Topic: Code does weird stuff depending on compilier optimization level used.

I am using version 2.21 build 1837.

I am testing a different version of my simulation. Note that the original simulation has been running stably for over a year. The new version is a reduced complexity of the original code somewhat and at the same time, reduced its memory footprint without really changing what it does. Note too that the older code uses the compiler options of "Extreme" optimization and has the "Aggressive Loop Optimization" box checked at compile time, so things are fully optimized. Note too that none of the testing below uses any debug level in the compile step.

I noted shortly after testing the new version that at some point deep into the simulation, that things start to get weird and by that I mean I get nonphysical results. I have over the last several weeks tried to figure out if I have some mistake in the code that causes this, but found nothing obvious; stared at the code until I was cross-eyed. When all else failed me, I wondered if the compiler options may have something to do with it. So I ran the code with no optimizations and it runs perfectly, with no anomalous behavior.

Then I decided to see which optimization level would cause it to happen. After days of testing, the anomalous behavior happens when the "Extreme" option is used. 

Let me get more specific about what this anomalous behavior is. My code tracks positions and velocities of objects. After running for a significant time, the first object in my array of objects has its velocity in the Y-direction go in one direction and increase over time, accelerating the object away from where it should have been. Only the first object get this behavior, every other object behaves as the simulation physics dictates. Again, this does not happen in my older code.

As I have said before, I am not the world's best coder but I would like to understand what is happening here. Are there rookie mistakes in the code that can cause this during extreme optimization; what should I avoid?

Thanks in advance.
Rod

Re: Code does weird stuff depending on compilier optimization level used.

Rod,

The "Extreme" optimization setting basically passes a "-O3" flag to the underlying compiler, which enables a significant number of optimizations.  These optimizations, however, are not limited to using certain CPU features.  They instruct the compiler to take certain liberties about how to construct machine code based on your Fortran source code.  For example, according to our manual, the "-O3" optimization will also enable inline functions and some loop vectorization optimizations that are above and beyond what the "Common" (or "-O2") optimization level provides.  There is a pretty good chance that one of these optimizations is not considered "safe" (or there's just a subtle bug in the compiler), and the optimization is leading to some sort of malformed compiled code.  I can't say for sure. 

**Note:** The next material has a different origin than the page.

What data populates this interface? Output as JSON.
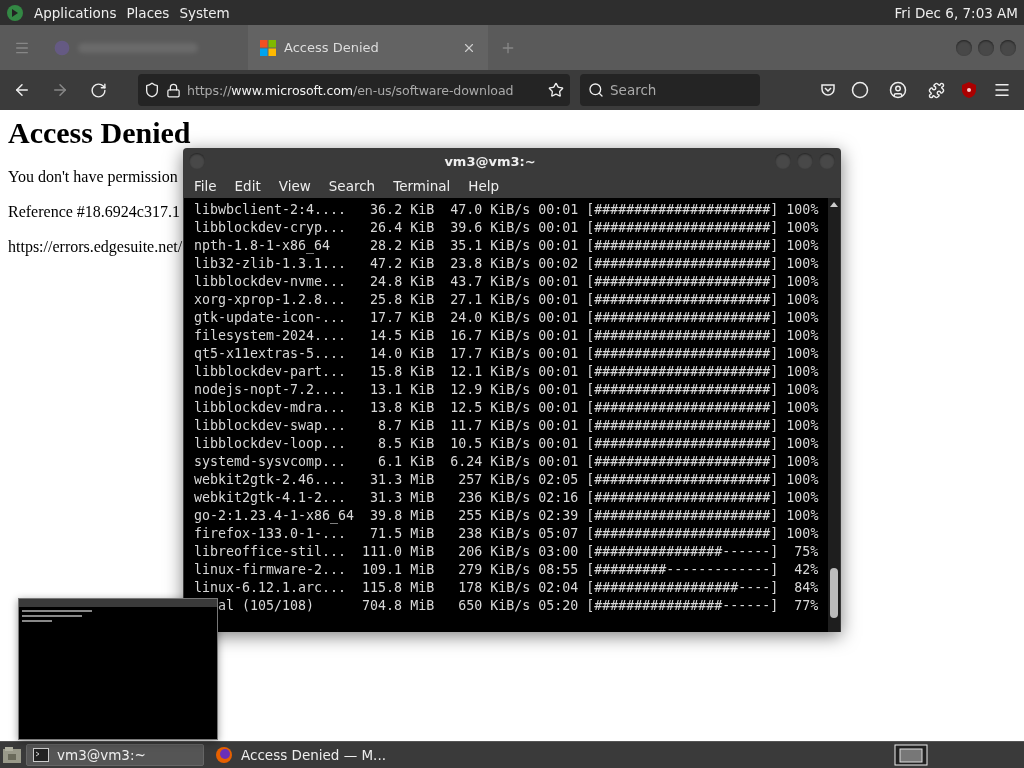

I don't think you're doing anything wrong, though.  If you've written Fortran code that is correct, optimization level shouldn't lead to it not working properly.  There's a small chance that a memory-related issue (like an array bounds overrun) is only manifested when the optimization level is that high, but I highly doubt that is the case.

I would suggest leaving the optimization level as "Common" and perhaps trying the "Aggressive Loop Optimizations."  The performance increase gained by using "Extreme" probably wouldn't have been more than a few percent.

Jeff Armstrong
Approximatrix, LLC

Re: Code does weird stuff depending on compilier optimization level used.

Thanks for the information on the optimization. After posting this question, I continued thinking about what was happening and thought that perhaps the code was somehow ignoring when I zeroed out array elements (although I am not sure why this wouldn't be observable right away as the code ran but only shows up after hours of running). For example, I have things that look like DVY(I)=0.0d0 before entering the calculation loops. I wondered if the compiler would see this and decide, hey I don't need to do this!

I made a global change in the code where I set zero=0.0d0 and made it common to where ever I reinitialize a  real*8 variable to zero. I recompiled with the "Extreme" option and ran another test and compared it to the previous test. This new code did not have the behavior seen before the changes I made.

I am now testing the same new code using the "Extreme" with "Aggressive Loop Optimizations" to see what will happen. Used together, these offer significant decrease in execution times; not sure but about 10% is a guess, which would make a big difference when running for months and years (I have one running for a year and a half-yes I am nuts).

I'll update this post when the test shows its behavior.

Rod

Re: Code does weird stuff depending on compilier optimization level used.

Rod,

Interesting results!  The compiler may have "optimized out" setting the variables to zero incorrectly.  I'll have to do some digging to see if its a known bug.  I agree, though, that a 10% reduction in execution time is significant.  Let us know if you find out more!

Jeff Armstrong
Approximatrix, LLC

5 (edited by JohnWasilewski 2015-03-30 18:18:03)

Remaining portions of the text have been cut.